The unemployment rate fell to 8.1 percent from 8.3 percent in July, the Labor Department said Friday. But that was only because more people gave up looking for work. The government only counts people as unemployed if they are actively searching.
The government also said 41,000 fewer jobs were created in July and June than first estimated. The economy has added just 139,000 jobs a month since the beginning of the year, below 2011’s average of 153,000.
Dow Jones industrial futures, which had been up before the report, fell soon after it was released.
Some categories defied the downturn, as reflected by Chicago’s continued uptick in hiring at data centers, call centers, freight-moving logistics companies and technology startups with solutions ranging from healthcare to bargain-hunting to custom-design production.
The biggest national employment increases month-over-month came in bars and restaurants, up 28,000; health care, up 17,000; computer systems design, up 11,000; finance and insurance, up 11,000; utilities, up 9,000; management and technical consulting services, up 9,000; and engineering and architectural services, up 4,000.
The National Council of La Raza, a Latino advocacy organization, said the unemployment rate among Latinos ticked down slightly to 10.2 percent from 10.3 percent in July.
Though the increase in jobs at restaurants, bars and hotels boosted Latino employment, the Council said a true economic recovery will occur when most of the new jobs provide benefits, safe conditions, a living wage and opportunities for promotion.
For college graduates, the outlook also appears positive, with companies reporting they will increase their hiring from the class of 2013 by 12 percent from the class of 2012, said Mimi Collins, spokeswoman for the National Association of Colleges and Employers.
The most in-demand students are majoring in accounting, finance, engineering and computer science, according to NACE’s Jobs Outlook Report.
The biggest job losses occurred in manufacturing, down 15,000, and government, down 7,000, according to the Bureau of Labor Statistics.
Since employment continues to be slow, Chicago startups offer new ways for people to find work, ranging from featuring a job seeker’s friends’ input at GiveBrand.com to Kauzu’s cellphone and smartphone apps that offer listings of the closest job openings near public bus stops.
Politically, the hiring figures and unemployment rate will be among the most consequential of the campaign.
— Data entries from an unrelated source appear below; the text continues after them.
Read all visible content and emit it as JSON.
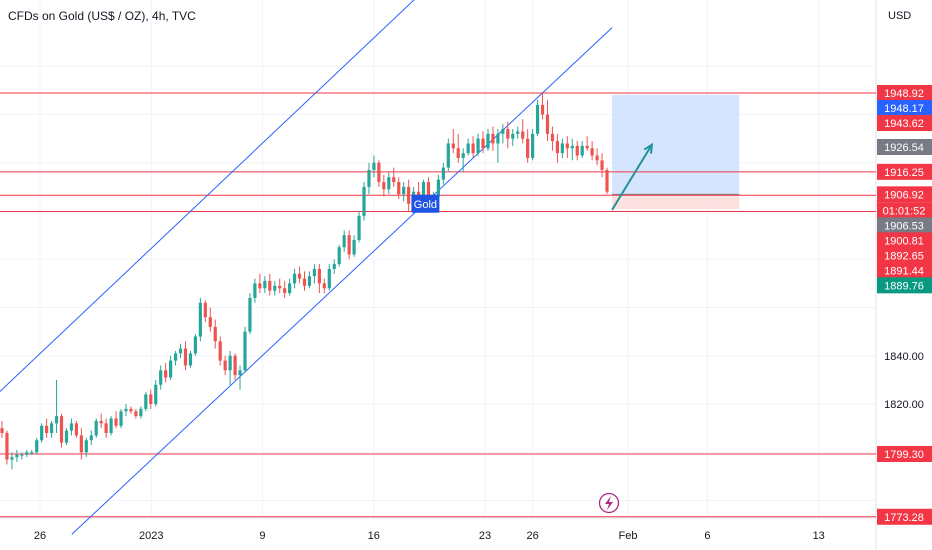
{
  "header": {
    "title": "CFDs on Gold (US$ / OZ), 4h, TVC"
  },
  "axis": {
    "currency": "USD"
  },
  "colors": {
    "up": "#26a69a",
    "down": "#ef5350",
    "channel": "#2962ff",
    "level": "#f23645",
    "arrow": "#22939f",
    "grid": "#f0f3fa",
    "target_zone": "#cfe0fe",
    "stop_zone": "#fcdcdc",
    "entry_line": "#787b86"
  },
  "chart_data": {
    "type": "candlestick",
    "symbol": "Gold",
    "timeframe": "4h",
    "y_ticks": [
      1773.28,
      1799.3,
      1820.0,
      1840.0,
      1889.76,
      1891.44,
      1892.65,
      1900.81,
      1906.53,
      1906.92,
      1916.25,
      1926.54,
      1943.62,
      1948.17,
      1948.92
    ],
    "y_axis_labels": [
      {
        "text": "1948.92",
        "value": 1948.92,
        "style": "red"
      },
      {
        "text": "1948.17",
        "value": 1948.17,
        "style": "blue"
      },
      {
        "text": "1943.62",
        "value": 1943.62,
        "style": "red"
      },
      {
        "text": "1926.54",
        "value": 1926.54,
        "style": "gray"
      },
      {
        "text": "1916.25",
        "value": 1916.25,
        "style": "red"
      },
      {
        "text": "1906.92",
        "value": 1906.92,
        "style": "red"
      },
      {
        "text": "01:01:52",
        "value": 1906.92,
        "style": "countdown"
      },
      {
        "text": "1906.53",
        "value": 1906.53,
        "style": "gray"
      },
      {
        "text": "1900.81",
        "value": 1900.81,
        "style": "red"
      },
      {
        "text": "1892.65",
        "value": 1892.65,
        "style": "red"
      },
      {
        "text": "1891.44",
        "value": 1891.44,
        "style": "red"
      },
      {
        "text": "1889.76",
        "value": 1889.76,
        "style": "green"
      },
      {
        "text": "1840.00",
        "value": 1840.0,
        "style": "plain"
      },
      {
        "text": "1820.00",
        "value": 1820.0,
        "style": "plain"
      },
      {
        "text": "1799.30",
        "value": 1799.3,
        "style": "red"
      },
      {
        "text": "1773.28",
        "value": 1773.28,
        "style": "red"
      }
    ],
    "x_ticks": [
      {
        "label": "26",
        "date": "2022-12-26"
      },
      {
        "label": "2023",
        "date": "2023-01-02"
      },
      {
        "label": "9",
        "date": "2023-01-09"
      },
      {
        "label": "16",
        "date": "2023-01-16"
      },
      {
        "label": "23",
        "date": "2023-01-23"
      },
      {
        "label": "26",
        "date": "2023-01-26"
      },
      {
        "label": "Feb",
        "date": "2023-02-01"
      },
      {
        "label": "6",
        "date": "2023-02-06"
      },
      {
        "label": "13",
        "date": "2023-02-13"
      }
    ],
    "horizontal_levels": [
      1948.92,
      1916.25,
      1906.53,
      1899.8,
      1799.3,
      1773.28
    ],
    "channel": {
      "upper": [
        {
          "date": "2022-12-22",
          "price": 1816
        },
        {
          "date": "2023-01-26",
          "price": 2034
        }
      ],
      "lower": [
        {
          "date": "2022-12-28",
          "price": 1766
        },
        {
          "date": "2023-01-31",
          "price": 1976
        }
      ]
    },
    "position": {
      "entry": 1906.92,
      "target": 1948.17,
      "stop": 1900.81,
      "start": "2023-01-31",
      "end": "2023-02-08"
    },
    "arrow": {
      "from": {
        "date": "2023-01-31",
        "price": 1900.5
      },
      "to": {
        "date": "2023-02-02",
        "price": 1927.5
      }
    },
    "label_box": {
      "text": "Gold",
      "date": "2023-01-19",
      "price": 1903.0
    },
    "candles": [
      [
        1810,
        1813,
        1806,
        1808
      ],
      [
        1808,
        1809,
        1795,
        1797
      ],
      [
        1797,
        1800,
        1793,
        1798
      ],
      [
        1798,
        1801,
        1796,
        1799
      ],
      [
        1799,
        1800,
        1797,
        1799
      ],
      [
        1799,
        1801,
        1798,
        1800
      ],
      [
        1800,
        1801,
        1799,
        1800
      ],
      [
        1800,
        1806,
        1799,
        1805
      ],
      [
        1805,
        1812,
        1804,
        1811
      ],
      [
        1811,
        1814,
        1806,
        1808
      ],
      [
        1808,
        1813,
        1806,
        1812
      ],
      [
        1812,
        1830,
        1808,
        1815
      ],
      [
        1815,
        1816,
        1802,
        1804
      ],
      [
        1804,
        1810,
        1803,
        1809
      ],
      [
        1809,
        1814,
        1807,
        1812
      ],
      [
        1812,
        1813,
        1806,
        1807
      ],
      [
        1807,
        1810,
        1797,
        1800
      ],
      [
        1800,
        1806,
        1798,
        1805
      ],
      [
        1805,
        1809,
        1803,
        1807
      ],
      [
        1807,
        1814,
        1806,
        1813
      ],
      [
        1813,
        1816,
        1810,
        1812
      ],
      [
        1812,
        1814,
        1806,
        1808
      ],
      [
        1808,
        1815,
        1807,
        1814
      ],
      [
        1814,
        1817,
        1810,
        1811
      ],
      [
        1811,
        1818,
        1810,
        1817
      ],
      [
        1817,
        1820,
        1815,
        1818
      ],
      [
        1818,
        1819,
        1816,
        1817
      ],
      [
        1817,
        1818,
        1814,
        1815
      ],
      [
        1815,
        1819,
        1814,
        1818
      ],
      [
        1818,
        1825,
        1817,
        1824
      ],
      [
        1824,
        1826,
        1818,
        1820
      ],
      [
        1820,
        1830,
        1819,
        1828
      ],
      [
        1828,
        1836,
        1826,
        1834
      ],
      [
        1834,
        1837,
        1829,
        1831
      ],
      [
        1831,
        1840,
        1830,
        1838
      ],
      [
        1838,
        1842,
        1836,
        1841
      ],
      [
        1841,
        1845,
        1839,
        1843
      ],
      [
        1843,
        1846,
        1834,
        1836
      ],
      [
        1836,
        1842,
        1835,
        1841
      ],
      [
        1841,
        1849,
        1840,
        1848
      ],
      [
        1848,
        1864,
        1846,
        1862
      ],
      [
        1862,
        1863,
        1854,
        1856
      ],
      [
        1856,
        1860,
        1850,
        1852
      ],
      [
        1852,
        1855,
        1843,
        1846
      ],
      [
        1846,
        1848,
        1836,
        1838
      ],
      [
        1838,
        1840,
        1832,
        1834
      ],
      [
        1834,
        1842,
        1828,
        1840
      ],
      [
        1840,
        1841,
        1830,
        1832
      ],
      [
        1832,
        1836,
        1826,
        1834
      ],
      [
        1834,
        1852,
        1833,
        1850
      ],
      [
        1850,
        1866,
        1849,
        1864
      ],
      [
        1864,
        1872,
        1862,
        1870
      ],
      [
        1870,
        1874,
        1866,
        1868
      ],
      [
        1868,
        1873,
        1866,
        1871
      ],
      [
        1871,
        1874,
        1865,
        1867
      ],
      [
        1867,
        1871,
        1865,
        1869
      ],
      [
        1869,
        1872,
        1866,
        1868
      ],
      [
        1868,
        1871,
        1864,
        1866
      ],
      [
        1866,
        1872,
        1865,
        1870
      ],
      [
        1870,
        1876,
        1868,
        1874
      ],
      [
        1874,
        1877,
        1870,
        1872
      ],
      [
        1872,
        1875,
        1867,
        1869
      ],
      [
        1869,
        1875,
        1868,
        1873
      ],
      [
        1873,
        1878,
        1870,
        1876
      ],
      [
        1876,
        1878,
        1866,
        1870
      ],
      [
        1870,
        1872,
        1866,
        1868
      ],
      [
        1868,
        1878,
        1867,
        1876
      ],
      [
        1876,
        1880,
        1874,
        1878
      ],
      [
        1878,
        1886,
        1877,
        1885
      ],
      [
        1885,
        1892,
        1883,
        1890
      ],
      [
        1890,
        1892,
        1880,
        1882
      ],
      [
        1882,
        1890,
        1881,
        1888
      ],
      [
        1888,
        1900,
        1887,
        1898
      ],
      [
        1898,
        1912,
        1896,
        1910
      ],
      [
        1910,
        1920,
        1907,
        1917
      ],
      [
        1917,
        1923,
        1914,
        1920
      ],
      [
        1920,
        1921,
        1910,
        1912
      ],
      [
        1912,
        1915,
        1906,
        1909
      ],
      [
        1909,
        1916,
        1907,
        1914
      ],
      [
        1914,
        1918,
        1910,
        1912
      ],
      [
        1912,
        1914,
        1905,
        1907
      ],
      [
        1907,
        1912,
        1904,
        1910
      ],
      [
        1910,
        1913,
        1900,
        1903
      ],
      [
        1903,
        1910,
        1900,
        1908
      ],
      [
        1908,
        1912,
        1905,
        1906
      ],
      [
        1906,
        1913,
        1905,
        1912
      ],
      [
        1912,
        1914,
        1902,
        1905
      ],
      [
        1905,
        1908,
        1902,
        1906
      ],
      [
        1906,
        1915,
        1905,
        1913
      ],
      [
        1913,
        1920,
        1911,
        1918
      ],
      [
        1918,
        1930,
        1916,
        1928
      ],
      [
        1928,
        1934,
        1924,
        1926
      ],
      [
        1926,
        1932,
        1920,
        1922
      ],
      [
        1922,
        1926,
        1916,
        1924
      ],
      [
        1924,
        1930,
        1923,
        1928
      ],
      [
        1928,
        1931,
        1922,
        1924
      ],
      [
        1924,
        1932,
        1923,
        1930
      ],
      [
        1930,
        1933,
        1924,
        1926
      ],
      [
        1926,
        1934,
        1925,
        1932
      ],
      [
        1932,
        1935,
        1925,
        1928
      ],
      [
        1928,
        1934,
        1920,
        1932
      ],
      [
        1932,
        1936,
        1928,
        1934
      ],
      [
        1934,
        1937,
        1926,
        1930
      ],
      [
        1930,
        1934,
        1927,
        1932
      ],
      [
        1932,
        1935,
        1930,
        1933
      ],
      [
        1933,
        1938,
        1928,
        1930
      ],
      [
        1930,
        1934,
        1920,
        1922
      ],
      [
        1922,
        1934,
        1921,
        1932
      ],
      [
        1932,
        1946,
        1931,
        1944
      ],
      [
        1944,
        1949,
        1938,
        1940
      ],
      [
        1940,
        1946,
        1929,
        1932
      ],
      [
        1932,
        1935,
        1925,
        1929
      ],
      [
        1929,
        1932,
        1920,
        1924
      ],
      [
        1924,
        1930,
        1922,
        1928
      ],
      [
        1928,
        1931,
        1922,
        1926
      ],
      [
        1926,
        1930,
        1921,
        1927
      ],
      [
        1927,
        1929,
        1921,
        1923
      ],
      [
        1923,
        1929,
        1922,
        1927
      ],
      [
        1927,
        1931,
        1925,
        1926
      ],
      [
        1926,
        1929,
        1921,
        1923
      ],
      [
        1923,
        1926,
        1919,
        1921
      ],
      [
        1921,
        1924,
        1914,
        1917
      ],
      [
        1917,
        1918,
        1907,
        1908
      ]
    ]
  }
}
They arrive just as the presidential race enters its final stretch. Jobs are the core issue, and the report could sway some undecided voters.
There will be two additional employment reports before Election Day Nov. 6. But by then, more Americans will have made up their minds.
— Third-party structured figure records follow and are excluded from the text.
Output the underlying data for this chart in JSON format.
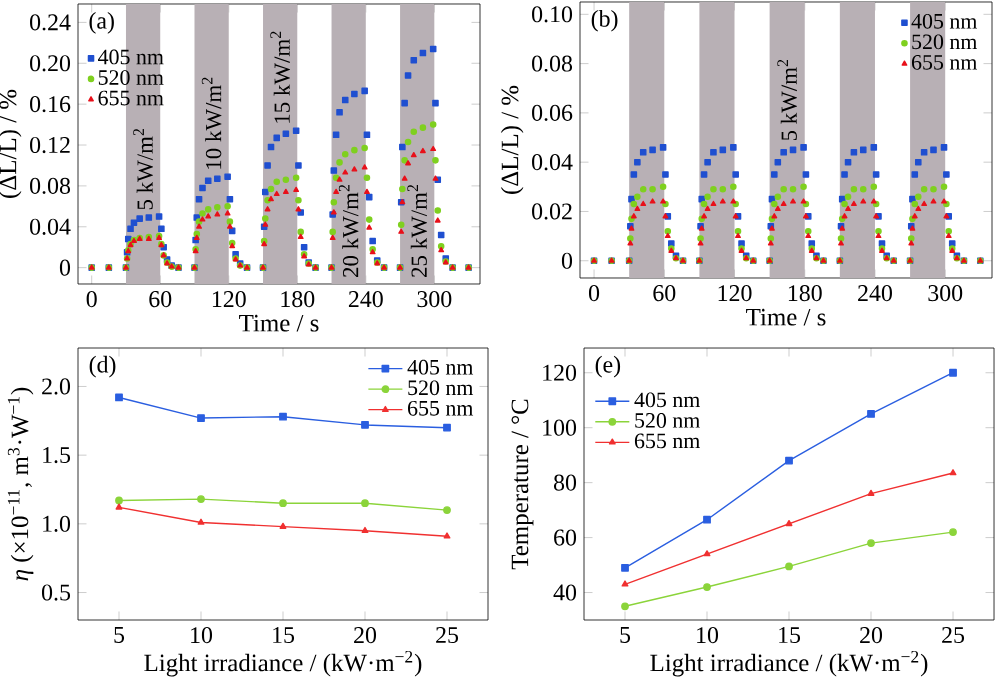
{
  "chart_data": [
    {
      "type": "scatter",
      "title": "(a)",
      "xlabel": "Time / s",
      "ylabel": "(ΔL/L) / %",
      "legend": "top left",
      "xlim": [
        -12,
        340
      ],
      "ylim": [
        -0.016,
        0.258
      ],
      "xticks": [
        0,
        60,
        120,
        180,
        240,
        300
      ],
      "yticks": [
        0,
        0.04,
        0.08,
        0.12,
        0.16,
        {
          "value": 0.2,
          "label": "0.20"
        },
        0.24
      ],
      "bands": [
        {
          "axis": "x",
          "from": 30,
          "to": 60,
          "label": "5 kW/m$^{2}$",
          "color": "#b8b0b5"
        },
        {
          "axis": "x",
          "from": 90,
          "to": 120,
          "label": "10 kW/m$^{2}$",
          "color": "#b8b0b5"
        },
        {
          "axis": "x",
          "from": 150,
          "to": 180,
          "label": "15 kW/m$^{2}$",
          "color": "#b8b0b5"
        },
        {
          "axis": "x",
          "from": 210,
          "to": 240,
          "label": "20 kW/m$^{2}$",
          "color": "#b8b0b5"
        },
        {
          "axis": "x",
          "from": 270,
          "to": 300,
          "label": "25 kW/m$^{2}$",
          "color": "#b8b0b5"
        }
      ],
      "x": [
        0,
        15,
        30,
        31,
        32,
        34,
        37,
        42,
        50,
        59,
        61,
        63,
        66,
        70,
        76,
        90,
        91,
        92,
        94,
        97,
        102,
        110,
        119,
        121,
        123,
        126,
        130,
        136,
        150,
        151,
        152,
        154,
        157,
        162,
        170,
        179,
        181,
        183,
        186,
        190,
        196,
        210,
        211,
        212,
        214,
        217,
        222,
        230,
        239,
        241,
        243,
        246,
        250,
        256,
        270,
        271,
        272,
        274,
        277,
        282,
        290,
        299,
        301,
        303,
        306,
        310,
        316,
        330
      ],
      "series": [
        {
          "name": "405 nm",
          "color": "#1f4fd0",
          "marker": "square",
          "values": [
            0,
            0,
            0,
            0.015,
            0.028,
            0.038,
            0.044,
            0.048,
            0.049,
            0.05,
            0.038,
            0.02,
            0.008,
            0.002,
            0,
            0,
            0.027,
            0.049,
            0.067,
            0.078,
            0.085,
            0.087,
            0.089,
            0.067,
            0.036,
            0.013,
            0.004,
            0,
            0,
            0.04,
            0.074,
            0.1,
            0.118,
            0.127,
            0.131,
            0.134,
            0.1,
            0.054,
            0.02,
            0.005,
            0,
            0,
            0.052,
            0.095,
            0.13,
            0.152,
            0.164,
            0.17,
            0.173,
            0.13,
            0.069,
            0.026,
            0.007,
            0,
            0,
            0.064,
            0.118,
            0.161,
            0.188,
            0.203,
            0.21,
            0.214,
            0.161,
            0.086,
            0.032,
            0.009,
            0,
            0
          ]
        },
        {
          "name": "520 nm",
          "color": "#7fd01f",
          "marker": "circle",
          "values": [
            0,
            0,
            0,
            0.009,
            0.017,
            0.023,
            0.027,
            0.029,
            0.03,
            0.031,
            0.023,
            0.012,
            0.005,
            0.001,
            0,
            0,
            0.018,
            0.033,
            0.045,
            0.053,
            0.057,
            0.059,
            0.06,
            0.045,
            0.024,
            0.009,
            0.002,
            0,
            0,
            0.026,
            0.048,
            0.066,
            0.077,
            0.084,
            0.086,
            0.088,
            0.066,
            0.035,
            0.013,
            0.004,
            0,
            0,
            0.035,
            0.064,
            0.088,
            0.103,
            0.111,
            0.115,
            0.117,
            0.088,
            0.047,
            0.018,
            0.005,
            0,
            0,
            0.042,
            0.077,
            0.105,
            0.123,
            0.133,
            0.137,
            0.14,
            0.105,
            0.056,
            0.021,
            0.006,
            0,
            0
          ]
        },
        {
          "name": "655 nm",
          "color": "#e8101a",
          "marker": "triangle",
          "values": [
            0,
            0,
            0,
            0.009,
            0.016,
            0.022,
            0.026,
            0.028,
            0.028,
            0.029,
            0.022,
            0.012,
            0.004,
            0.001,
            0,
            0,
            0.016,
            0.029,
            0.04,
            0.047,
            0.05,
            0.052,
            0.053,
            0.04,
            0.021,
            0.008,
            0.002,
            0,
            0,
            0.023,
            0.042,
            0.057,
            0.067,
            0.072,
            0.074,
            0.076,
            0.057,
            0.03,
            0.011,
            0.003,
            0,
            0,
            0.029,
            0.054,
            0.074,
            0.086,
            0.093,
            0.096,
            0.098,
            0.074,
            0.039,
            0.015,
            0.004,
            0,
            0,
            0.035,
            0.064,
            0.087,
            0.102,
            0.11,
            0.114,
            0.116,
            0.087,
            0.046,
            0.017,
            0.005,
            0,
            0
          ]
        }
      ]
    },
    {
      "type": "scatter",
      "title": "(b)",
      "xlabel": "Time / s",
      "ylabel": "(ΔL/L) / %",
      "legend": "top right",
      "xlim": [
        -12,
        340
      ],
      "ylim": [
        -0.007,
        0.105
      ],
      "xticks": [
        0,
        60,
        120,
        180,
        240,
        300
      ],
      "yticks": [
        0,
        0.02,
        0.04,
        0.06,
        0.08,
        {
          "value": 0.1,
          "label": "0.10"
        }
      ],
      "bands": [
        {
          "axis": "x",
          "from": 30,
          "to": 60,
          "color": "#b8b0b5"
        },
        {
          "axis": "x",
          "from": 90,
          "to": 120,
          "color": "#b8b0b5"
        },
        {
          "axis": "x",
          "from": 150,
          "to": 180,
          "label": "5 kW/m$^{2}$",
          "color": "#b8b0b5"
        },
        {
          "axis": "x",
          "from": 210,
          "to": 240,
          "color": "#b8b0b5"
        },
        {
          "axis": "x",
          "from": 270,
          "to": 300,
          "color": "#b8b0b5"
        }
      ],
      "x": [
        0,
        15,
        30,
        31,
        32,
        34,
        37,
        42,
        50,
        59,
        61,
        63,
        66,
        70,
        76,
        90,
        91,
        92,
        94,
        97,
        102,
        110,
        119,
        121,
        123,
        126,
        130,
        136,
        150,
        151,
        152,
        154,
        157,
        162,
        170,
        179,
        181,
        183,
        186,
        190,
        196,
        210,
        211,
        212,
        214,
        217,
        222,
        230,
        239,
        241,
        243,
        246,
        250,
        256,
        270,
        271,
        272,
        274,
        277,
        282,
        290,
        299,
        301,
        303,
        306,
        310,
        316,
        330
      ],
      "series": [
        {
          "name": "405 nm",
          "color": "#1f4fd0",
          "marker": "square",
          "values": [
            0,
            0,
            0,
            0.014,
            0.025,
            0.035,
            0.04,
            0.044,
            0.045,
            0.046,
            0.035,
            0.018,
            0.007,
            0.002,
            0,
            0,
            0.014,
            0.025,
            0.035,
            0.04,
            0.044,
            0.045,
            0.046,
            0.035,
            0.018,
            0.007,
            0.002,
            0,
            0,
            0.014,
            0.025,
            0.035,
            0.04,
            0.044,
            0.045,
            0.046,
            0.035,
            0.018,
            0.007,
            0.002,
            0,
            0,
            0.014,
            0.025,
            0.035,
            0.04,
            0.044,
            0.045,
            0.046,
            0.035,
            0.018,
            0.007,
            0.002,
            0,
            0,
            0.014,
            0.025,
            0.035,
            0.04,
            0.044,
            0.045,
            0.046,
            0.035,
            0.018,
            0.007,
            0.002,
            0,
            0
          ]
        },
        {
          "name": "520 nm",
          "color": "#7fd01f",
          "marker": "circle",
          "values": [
            0,
            0,
            0,
            0.009,
            0.017,
            0.023,
            0.026,
            0.029,
            0.029,
            0.03,
            0.023,
            0.012,
            0.005,
            0.001,
            0,
            0,
            0.009,
            0.017,
            0.023,
            0.026,
            0.029,
            0.029,
            0.03,
            0.023,
            0.012,
            0.005,
            0.001,
            0,
            0,
            0.009,
            0.017,
            0.023,
            0.026,
            0.029,
            0.029,
            0.03,
            0.023,
            0.012,
            0.005,
            0.001,
            0,
            0,
            0.009,
            0.017,
            0.023,
            0.026,
            0.029,
            0.029,
            0.03,
            0.023,
            0.012,
            0.005,
            0.001,
            0,
            0,
            0.009,
            0.017,
            0.023,
            0.026,
            0.029,
            0.029,
            0.03,
            0.023,
            0.012,
            0.005,
            0.001,
            0,
            0
          ]
        },
        {
          "name": "655 nm",
          "color": "#e8101a",
          "marker": "triangle",
          "values": [
            0,
            0,
            0,
            0.007,
            0.013,
            0.018,
            0.021,
            0.023,
            0.024,
            0.024,
            0.018,
            0.01,
            0.004,
            0.001,
            0,
            0,
            0.007,
            0.013,
            0.018,
            0.021,
            0.023,
            0.024,
            0.024,
            0.018,
            0.01,
            0.004,
            0.001,
            0,
            0,
            0.007,
            0.013,
            0.018,
            0.021,
            0.023,
            0.024,
            0.024,
            0.018,
            0.01,
            0.004,
            0.001,
            0,
            0,
            0.007,
            0.013,
            0.018,
            0.021,
            0.023,
            0.024,
            0.024,
            0.018,
            0.01,
            0.004,
            0.001,
            0,
            0,
            0.007,
            0.013,
            0.018,
            0.021,
            0.023,
            0.024,
            0.024,
            0.018,
            0.01,
            0.004,
            0.001,
            0,
            0
          ]
        }
      ]
    },
    {
      "type": "line",
      "title": "(d)",
      "xlabel": "Light irradiance / (kW·m$^{−2}$)",
      "ylabel": "*η* (×10$^{−11}$, m$^{3}$·W$^{−1}$)",
      "legend": "top right",
      "xlim": [
        2.5,
        27.5
      ],
      "ylim": [
        0.3,
        2.28
      ],
      "xticks": [
        5,
        10,
        15,
        20,
        25
      ],
      "yticks": [
        0.5,
        {
          "value": 1.0,
          "label": "1.0"
        },
        1.5,
        {
          "value": 2.0,
          "label": "2.0"
        }
      ],
      "x": [
        5,
        10,
        15,
        20,
        25
      ],
      "series": [
        {
          "name": "405 nm",
          "color": "#2a5ee0",
          "marker": "square",
          "values": [
            1.92,
            1.77,
            1.78,
            1.72,
            1.7
          ]
        },
        {
          "name": "520 nm",
          "color": "#8bd43a",
          "marker": "circle",
          "values": [
            1.17,
            1.18,
            1.15,
            1.15,
            1.1
          ]
        },
        {
          "name": "655 nm",
          "color": "#f03030",
          "marker": "triangle",
          "values": [
            1.12,
            1.01,
            0.98,
            0.95,
            0.91
          ]
        }
      ]
    },
    {
      "type": "line",
      "title": "(e)",
      "xlabel": "Light irradiance / (kW·m$^{−2}$)",
      "ylabel": "Temperature / °C",
      "legend": "top left",
      "xlim": [
        2.5,
        27.5
      ],
      "ylim": [
        30,
        129
      ],
      "xticks": [
        5,
        10,
        15,
        20,
        25
      ],
      "yticks": [
        40,
        60,
        80,
        100,
        120
      ],
      "x": [
        5,
        10,
        15,
        20,
        25
      ],
      "series": [
        {
          "name": "405 nm",
          "color": "#2a5ee0",
          "marker": "square",
          "values": [
            49,
            66.5,
            88,
            105,
            120
          ]
        },
        {
          "name": "520 nm",
          "color": "#8bd43a",
          "marker": "circle",
          "values": [
            35,
            42,
            49.5,
            58,
            62
          ]
        },
        {
          "name": "655 nm",
          "color": "#f03030",
          "marker": "triangle",
          "values": [
            43,
            54,
            65,
            76,
            83.5
          ]
        }
      ]
    }
  ]
}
In his speech Thursday night, Obama acknowledged incomplete progress in repairing the still-struggling economy and asked voters to remain patient.
“The truth is, it will take more than a few years for us to solve challenges that have built up over the decades,” Obama said.
Tepid hiring could nudge the Federal Reserve to announce some new action to boost growth after its meeting next week. Fed Chairman Ben Bernanke last week said the labor market’s slow progress was a “grave concern,” causing experts to believe the central bank could ease monetary policy when it meets next week.
The report was weak throughout.
In addition to those who’ve given up looking for work, many young Americans are avoiding the job market by remaining in school. All told, the proportion of the population that is either working or looking for work fell to 63.5 percent. That’s the lowest level in 31 years for the labor force participation rate.
Average hourly wages dipped a penny to $23.52 and are only slightly ahead of inflation in the past year.
The average work week was unchanged in August after being revised downward in July to 34.4 hours. And the number of temporary jobs fell for the first time in five months. Both figures suggest that companies are seeing less demand for their services and need fewer workers.
Many of the jobs were in lower-paying industries such as retail, which added 6,100 jobs, and hotels, restaurants and other leisure industries, which gained 34,000. Higher-paying manufacturing jobs fell by 15,000, the most in two years.